Tuesday, August 05, 2003

The Long Reach of King Cotton

An excellent editorial in today's New York Times:

If it weren't killing them, people in Burkina Faso might get a good laugh at America's unprofitable cotton-growing fetish. Burkinabe, after all, are known for their sense of humor. And what could be more absurd than the sight of the world's richest nation — a fiery preacher of free-trade and free-market values at that — spending $3 billion or $4 billion a year in taxpayer money to grow cotton worth less than that and selling its mounting surpluses at an ever greater loss?

But those American subsidies are killing the Burkinabe farmers, so the inclination to laugh hardens to sorrow and resentment. As in neighboring Mali and Benin, cotton has long been the sole bright spot in this country's ever-dismal economic prospects. White gold, they still call it, though now there's a hint of sarcasm to the expression. Subsidized American cotton farmers now dump so much product on the market that it has driven down world prices. So much so that it currently costs Burkina Faso's cotton industry, traditionally one of the lowest-cost producers, about a dime more than the prevailing global price to get a kilo of cotton to international markets.


The odds have always been stacked against Burkina Faso, a small landlocked country in the West African Sahel, the region between the Sahara and the Atlantic. This predominantly Muslim nation, where life expectancy has yet to hit the half-century mark, ranks third from the bottom in global rankings of living standards.

Americans send some of their finest young people to places like Burkina Faso, where there are almost 80 Peace Corps volunteers and plans to double that number. The United States also backs debt-forgiveness programs for Burkina Faso and other types of economic assistance. But Americans would be horrified to learn that all the good accomplished by dedicated volunteers and millions of dollars in aid is overwhelmed by the havoc wreaked by Washington's bloated cotton subsidies. By cutting generous checks to 25,000 American cotton farmers whose average net worth is nearly $1 million, Washington underwrites massive overproduction. This results in depressed global prices and a harvest of poverty for Burkina Faso's two million cotton farmers.


"King Cotton," the evocative old shorthand for the supremacy of cotton in Southern culture, still ranks high among the hierarchy of Washington's power lobbies. No other crop is subsidized to such an outrageous degree, enriching so few at a cost so high to millions elsewhere. America's cotton subsidies, mind you, exceed the gross domestic product of Burkina Faso. Because the federal welfare program for cotton growers is so generous and unlimited, guaranteeing farmers an inflated price for every additional pound of cotton they produce, America's share of the world market has been increasing at a time when global prices have been crashing. More than half of all cotton grown in this country is now exported, only because taxpayers subsidize its sale at below production costs.
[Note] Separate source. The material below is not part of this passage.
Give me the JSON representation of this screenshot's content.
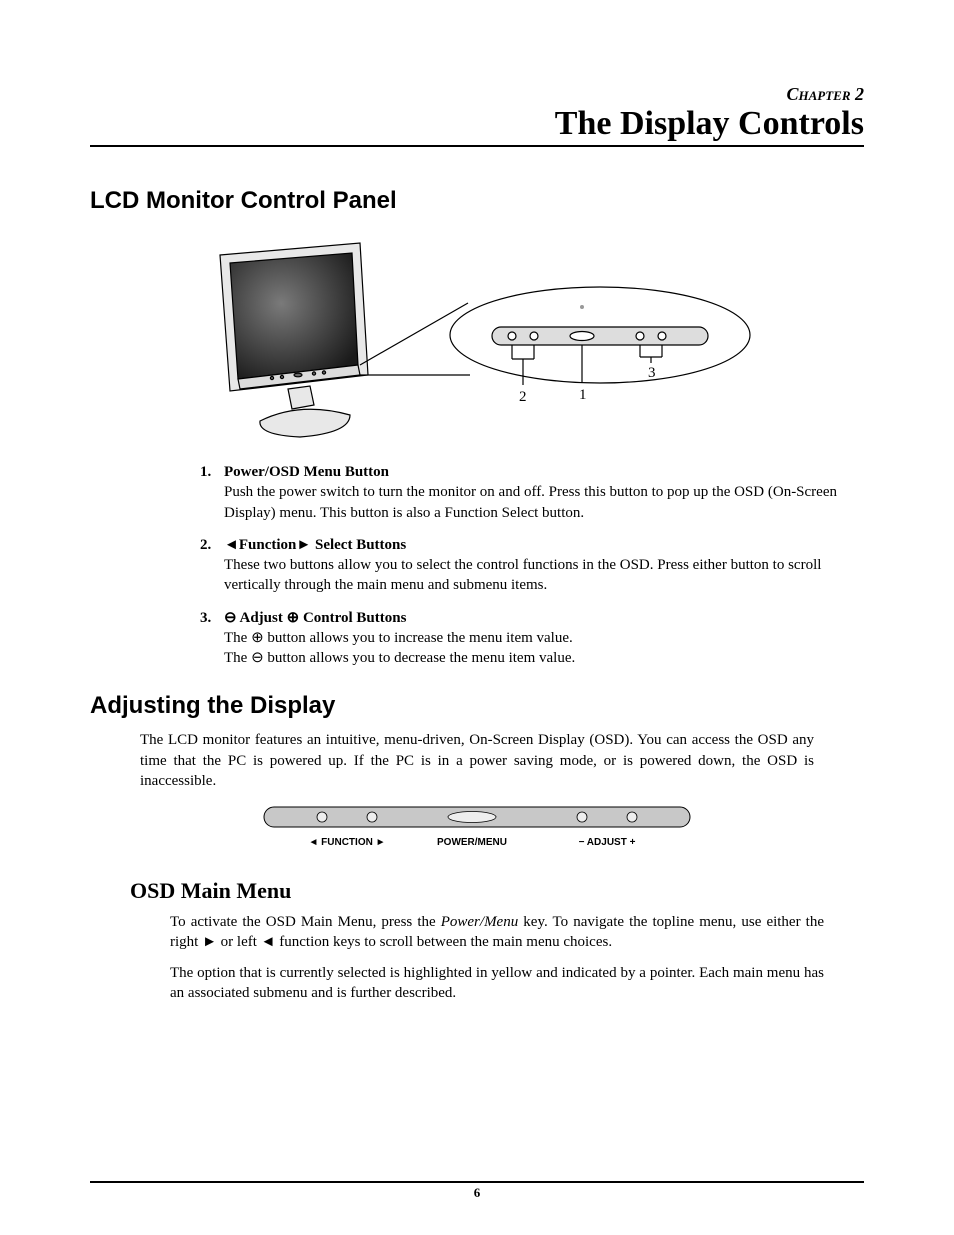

All the good will engendered by American aid and the sterling efforts of Peace Corps volunteers is washed away by the outrage ordinary Burkinabe cotton farmers feel about the $180 billion farm bill that Congress approved in 2002. In the small western village of Koumbia, where on a recent sweltering day women stooped over, rhythmically wielding simple hoes, to weed cotton plantings, people make a direct connection between their own impoverishment and that 10-year subsidy authorization passed on the other side of the planet. The way the people of Koumbia see it, their never-completed schoolhouse might as well have been pictured on the legislation's title page.